Cardiovasculaire Geneeskunde.nl

Renine en het RAS

Nieuws - 3 jan. 2011

Renine en het RAS

Hypertensie is een belangrijke risicofactor voor hart- en vaatziekten met een wereldwijde prevalentie van circa 25%. De behandelingsmogelijkheden van hypertensie zijn sterk verbeterd, onder andere door de komst van nieuwe medicijnen. Daarentegen blijft het aantal goed gecontroleerde patiënten met hypertensie nog altijd laag. Bevolkingsstudies in de VS laten zien dat het percentage patiënten bij wie de bloeddruk goed gecontroleerd is, in de afgelopen jaren is toegenomen.
Zo toonde een recente analyse van de National Health and Nutrition Examination Survey (NHANES) 1999-2004 dat in de jaren 2003-2004 de groep goed gecontroleerde patiënten met hypertensie naar 36,8% is gestegen ten opzichte van 29,2% in de jaren 1999-2000.  Desondanks is het percentage patiënten met een goede bloeddrukregulatie nog steeds laag, ook in Europa.
Een betere controle van de bloeddruk kan worden bereikt door aanpassing van de leefstijl, zoals gewichtsreductie en minder zoutinname, vaak in combinatie met bloeddrukverlagende behandeling. Van deze bloeddrukverlagende therapie nemen medicijnen die aangrijpen op het renine-angiotensinesysteem, een belangrijke plaats in.




Renine wordt in de juxtaglomerulaire cellen van de nier geproduceerd als pre-prorenine.
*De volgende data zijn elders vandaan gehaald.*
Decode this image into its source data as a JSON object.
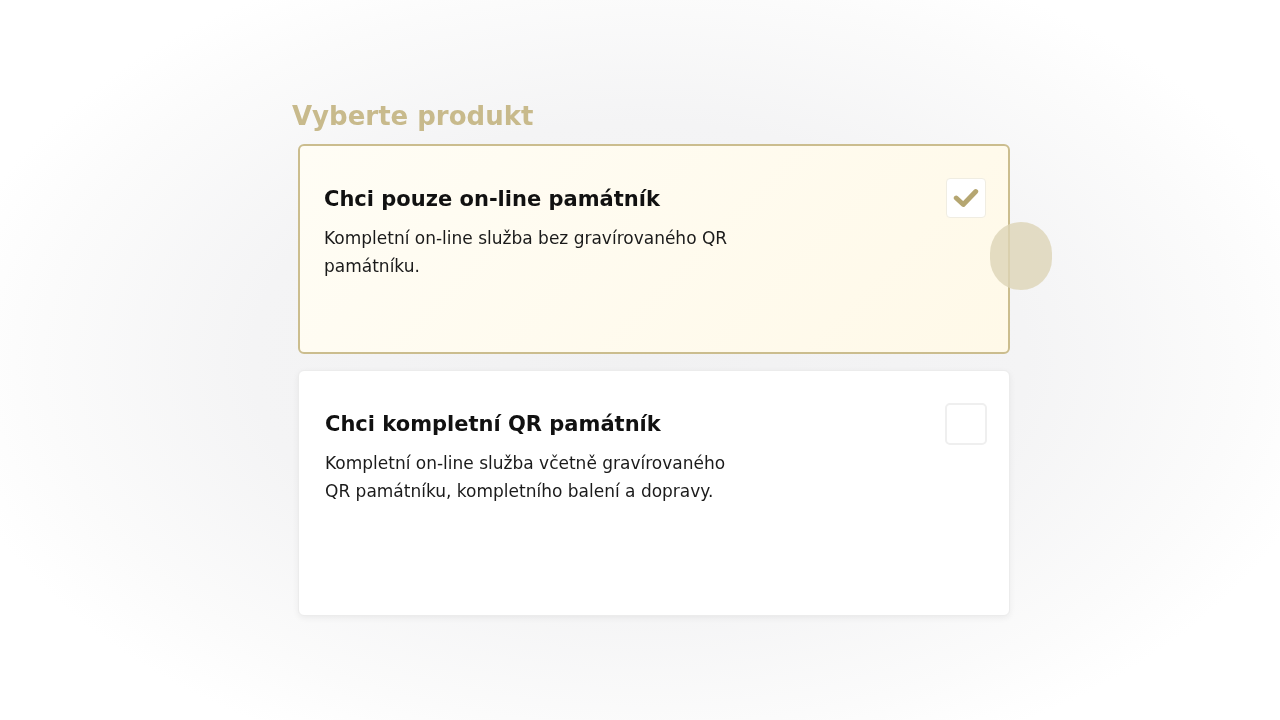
{
  "heading": "Vyberte produkt",
  "options": [
    {
      "title": "Chci pouze on-line památník",
      "description": "Kompletní on-line služba bez gravírovaného QR památníku.",
      "selected": true
    },
    {
      "title": "Chci kompletní QR památník",
      "description": "Kompletní on-line služba včetně gravírovaného QR památníku, kompletního balení a dopravy.",
      "selected": false
    }
  ]
}
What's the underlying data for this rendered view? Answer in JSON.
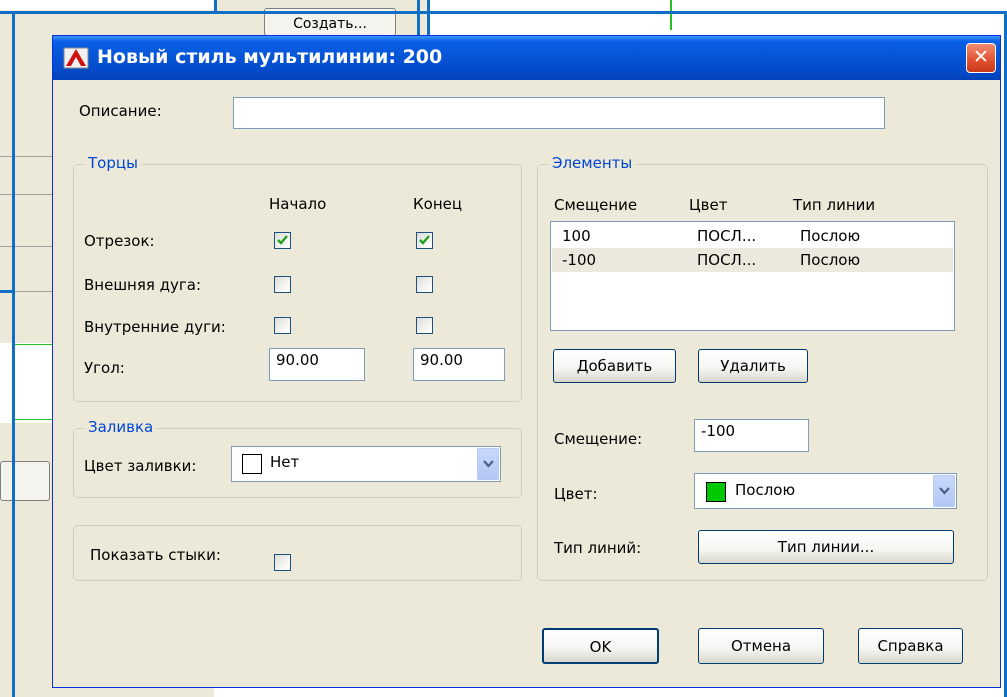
{
  "background": {
    "create_button": "Создать..."
  },
  "dialog": {
    "title": "Новый стиль мультилинии: 200",
    "close_symbol": "✕",
    "description_label": "Описание:",
    "description_value": "",
    "caps": {
      "group_title": "Торцы",
      "col_start": "Начало",
      "col_end": "Конец",
      "rows": [
        {
          "label": "Отрезок:",
          "start_checked": true,
          "end_checked": true
        },
        {
          "label": "Внешняя дуга:",
          "start_checked": false,
          "end_checked": false
        },
        {
          "label": "Внутренние дуги:",
          "start_checked": false,
          "end_checked": false
        }
      ],
      "angle_label": "Угол:",
      "angle_start": "90.00",
      "angle_end": "90.00"
    },
    "fill": {
      "group_title": "Заливка",
      "color_label": "Цвет заливки:",
      "color_value": "Нет",
      "swatch_color": "#ffffff"
    },
    "joints": {
      "label": "Показать стыки:",
      "checked": false
    },
    "elements": {
      "group_title": "Элементы",
      "headers": [
        "Смещение",
        "Цвет",
        "Тип линии"
      ],
      "rows": [
        {
          "offset": "100",
          "color": "ПОСЛ...",
          "linetype": "Послою",
          "selected": false
        },
        {
          "offset": "-100",
          "color": "ПОСЛ...",
          "linetype": "Послою",
          "selected": true
        }
      ],
      "add_button": "Добавить",
      "delete_button": "Удалить",
      "offset_label": "Смещение:",
      "offset_value": "-100",
      "color_label": "Цвет:",
      "color_value": "Послою",
      "color_swatch": "#00c800",
      "linetype_label": "Тип линий:",
      "linetype_button": "Тип линии..."
    },
    "buttons": {
      "ok": "OK",
      "cancel": "Отмена",
      "help": "Справка"
    }
  }
}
Na splitsing van het signaalgedeelte en glycosylering in het endoplasmatisch reticulum ontstaat prorenine, dat via het golgi-apparaat wordt opgeslagen in granulen. In deze granulen wordt het prosegment van het prorenine proteolytisch gesplitst en ontstaat renine, dat door middel van onder invloed van het sympathische zenuwstelsel en van meerdere, lokale factoren, zoals de chlorideconcentratie in de macula densa, de renale perfusiedruk en de angiotensine-II-concentratie via negatieve terugkoppeling. Het circulerende renine zet het in de lever gesynthetiseerde angiotensinogeen om in angiotensine I.  Angiotensine I wordt vervolgens door het angiotensine converterend enzym(ACE) omgezet in angiotensine II. Angiotensine II is het actieve peptide van het renine angiotensinesysteem en zorgt na binding aan de type 1 angiotensine-II receptor voor een verhoogde arteriële tonus, aldosteronsecretie en natriumreabsorptie. Het effect hiervan is een verhoging van de bloeddruk.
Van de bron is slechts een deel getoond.